I wake up in an ICU room filled with family, friends, and presents. My mother is there. When I see her it is like finding out heaven is real. I spend two weeks in the hospital with people coming in and out of my room. I get to meet NFL quarterback Kurt Warner, because he happens to be visiting the pediatric floor that week. I barely eat, only willing to consume the strawberries my mom gives me.
Doctors talk to me about what is going to happen next. I am crushed that I will not be allowed to do gymnastics for a year. Even though I am young, gymnastics means everything to me. It’s the one place I can escape from the world. This news leaves me feeling claustrophobic.
They tell me to be careful about playing in general and not to overdo it. There are extensive sessions of physical therapy not just for my body but also for my brain. They want to make sure it is still functioning correctly. I spend hours doing puzzles and mind exercises. The rest of the time I spend doing physical things, some as simple as walking. My physical therapist helps me achieve my goals very quickly. I decide that I want to do something in the medical field when I grow up.
I am hesitant about the drive home from the hospital, because it is my first car ride since the accident. In the trunk are all of my belongings, including the activity bag I had in the car during the crash. Later, when my mom cleans it out, she finds a piece of glass from the windshield. It’s shaped like a heart, as if an angel was looking over me as I went through that traumatic experience. My mom gives me the heart glass, and I place it in my jewelry box with my most precious things. From then on, my mom’s nickname for me is Angel.

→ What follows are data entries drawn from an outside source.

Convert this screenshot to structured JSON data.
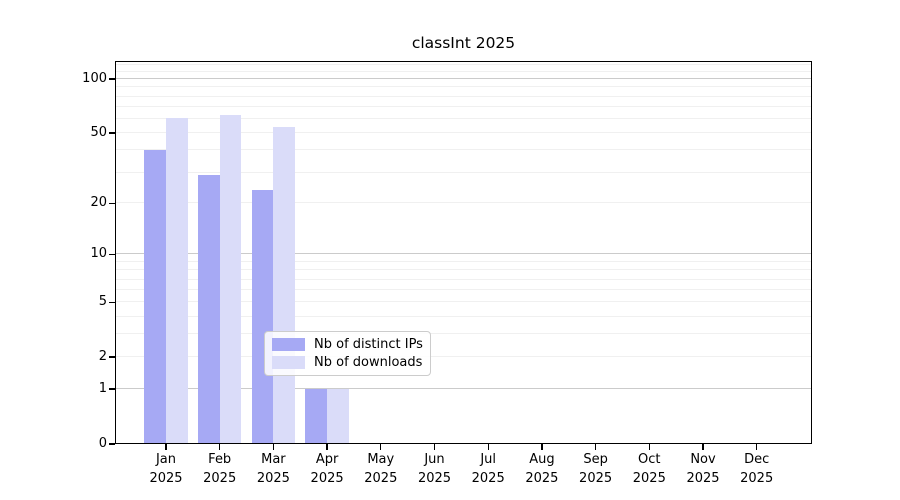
{
  "title": "classInt 2025",
  "chart_data": {
    "type": "bar",
    "title": "classInt 2025",
    "categories": [
      "Jan 2025",
      "Feb 2025",
      "Mar 2025",
      "Apr 2025",
      "May 2025",
      "Jun 2025",
      "Jul 2025",
      "Aug 2025",
      "Sep 2025",
      "Oct 2025",
      "Nov 2025",
      "Dec 2025"
    ],
    "series": [
      {
        "name": "Nb of distinct IPs",
        "color": "#a6a9f4",
        "values": [
          40,
          29,
          24,
          1,
          0,
          0,
          0,
          0,
          0,
          0,
          0,
          0
        ]
      },
      {
        "name": "Nb of downloads",
        "color": "#dadcf9",
        "values": [
          61,
          63,
          54,
          1,
          0,
          0,
          0,
          0,
          0,
          0,
          0,
          0
        ]
      }
    ],
    "yscale": "log1p",
    "ylim": [
      0,
      126
    ],
    "yticks": [
      0,
      1,
      2,
      5,
      10,
      20,
      50,
      100
    ],
    "grid": {
      "major": [
        1,
        10,
        100
      ],
      "minor": [
        2,
        3,
        4,
        5,
        6,
        7,
        8,
        9,
        20,
        30,
        40,
        50,
        60,
        70,
        80,
        90,
        110,
        120
      ]
    },
    "legend": {
      "position": "lower center",
      "frame": true
    },
    "xlabel": "",
    "ylabel": "",
    "colors": {
      "background": "#ffffff",
      "axis": "#000000",
      "text": "#000000",
      "grid_major": "#cbcbcb",
      "grid_minor": "#f0f0f0"
    }
  }
}
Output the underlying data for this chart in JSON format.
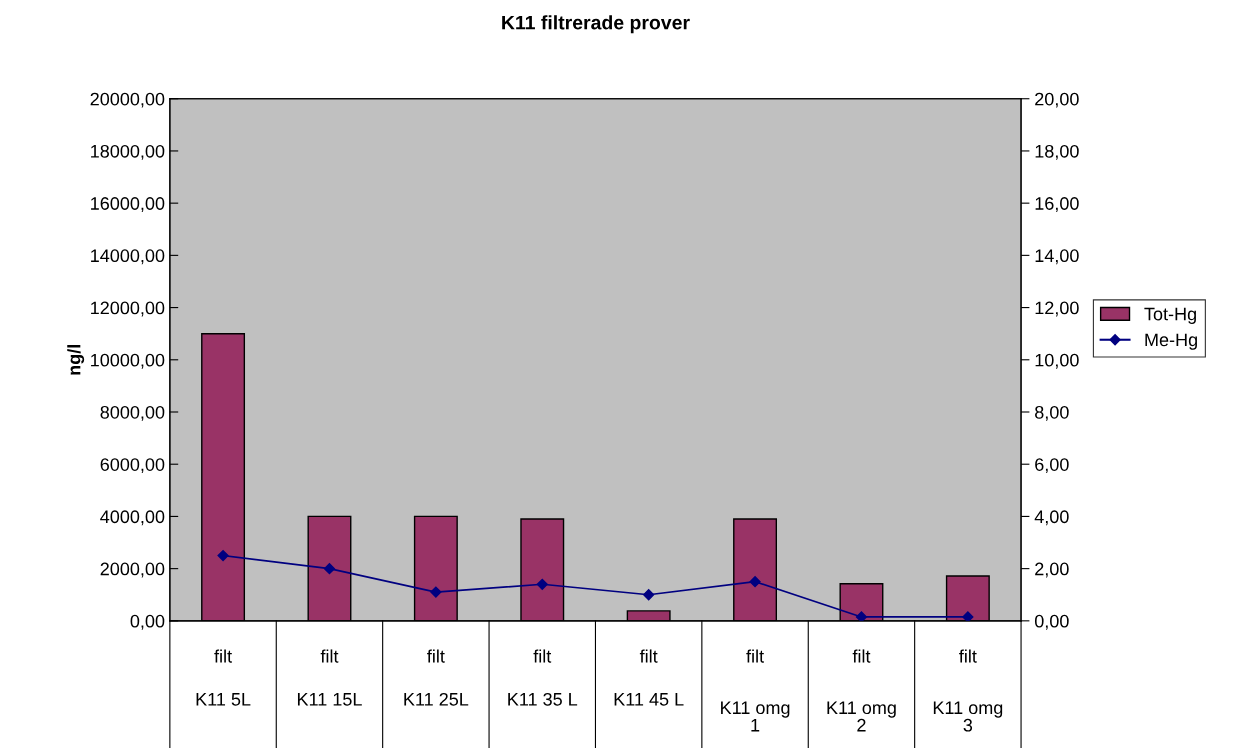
{
  "chart_data": {
    "type": "bar",
    "title": "K11 filtrerade prover",
    "ylabel": "ng/l",
    "categories": [
      "filt\nK11 5L",
      "filt\nK11 15L",
      "filt\nK11 25L",
      "filt\nK11 35 L",
      "filt\nK11 45 L",
      "filt\nK11 omg\n1",
      "filt\nK11 omg\n2",
      "filt\nK11 omg\n3"
    ],
    "series": [
      {
        "name": "Tot-Hg",
        "color": "#993366",
        "values": [
          11000,
          4000,
          4000,
          3900,
          380,
          3900,
          1420,
          1720
        ]
      },
      {
        "name": "Me-Hg",
        "type": "line",
        "axis": "y2",
        "color": "#000080",
        "marker": "diamond",
        "values": [
          2.5,
          2.0,
          1.1,
          1.4,
          1.0,
          1.5,
          0.15,
          0.15
        ]
      }
    ],
    "ylim": [
      0,
      20000
    ],
    "yticks": [
      {
        "value": 0,
        "label": "0,00"
      },
      {
        "value": 2000,
        "label": "2000,00"
      },
      {
        "value": 4000,
        "label": "4000,00"
      },
      {
        "value": 6000,
        "label": "6000,00"
      },
      {
        "value": 8000,
        "label": "8000,00"
      },
      {
        "value": 10000,
        "label": "10000,00"
      },
      {
        "value": 12000,
        "label": "12000,00"
      },
      {
        "value": 14000,
        "label": "14000,00"
      },
      {
        "value": 16000,
        "label": "16000,00"
      },
      {
        "value": 18000,
        "label": "18000,00"
      },
      {
        "value": 20000,
        "label": "20000,00"
      }
    ],
    "y2lim": [
      0,
      20
    ],
    "y2ticks": [
      {
        "value": 0,
        "label": "0,00"
      },
      {
        "value": 2,
        "label": "2,00"
      },
      {
        "value": 4,
        "label": "4,00"
      },
      {
        "value": 6,
        "label": "6,00"
      },
      {
        "value": 8,
        "label": "8,00"
      },
      {
        "value": 10,
        "label": "10,00"
      },
      {
        "value": 12,
        "label": "12,00"
      },
      {
        "value": 14,
        "label": "14,00"
      },
      {
        "value": 16,
        "label": "16,00"
      },
      {
        "value": 18,
        "label": "18,00"
      },
      {
        "value": 20,
        "label": "20,00"
      }
    ],
    "grid": false,
    "legend": "right"
  }
}
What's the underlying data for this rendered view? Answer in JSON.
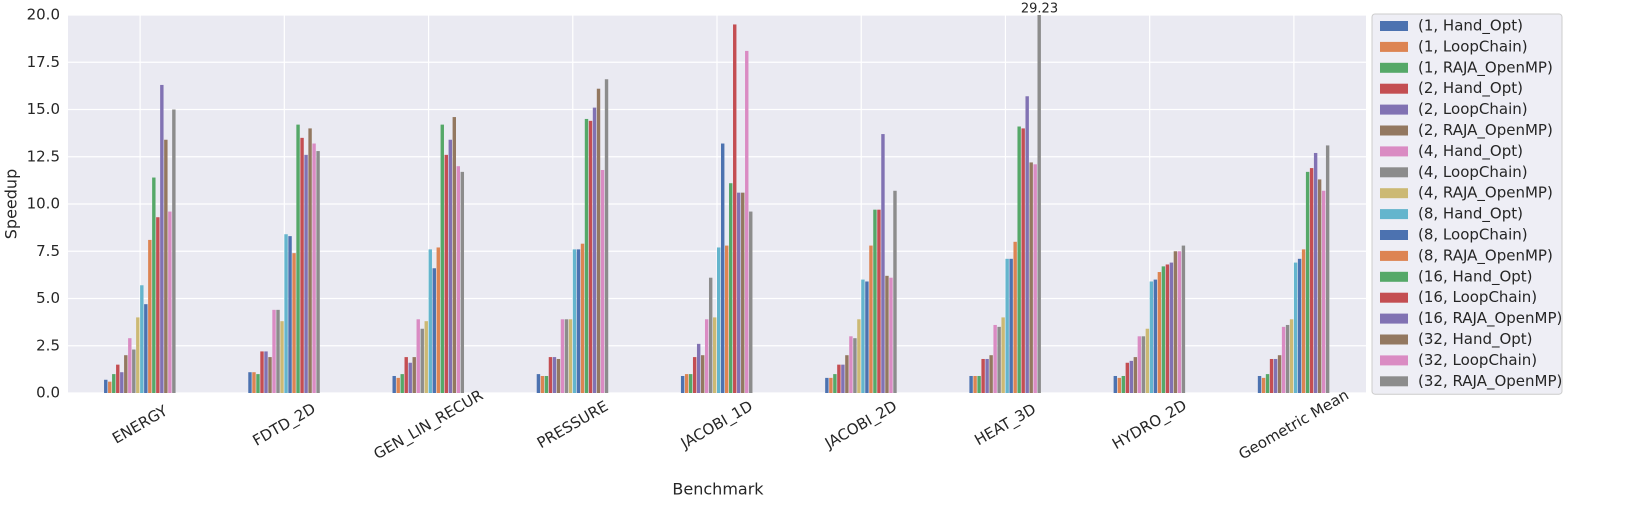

At my six-month checkup, my doctor lets out a great sigh. My mom is nervous, and we look at each other anxiously. He tells us that it is a sigh of relief; in his many years as a doctor, he has never seen a patient recover from major brain surgery so quickly. He tells me I can go back to gymnastics. Of course I have to take it slow, but the feeling of being in the gym again is what I’ve been looking forward to most during my recovery process.
I am an eight-year-old girl who almost lost everything. Yet, I find a powerful way to deal with this trauma and show fate it hasn’t defeated me. I learn to grin again and enjoy all the little things in life. I take nothing for granted and laugh all the time.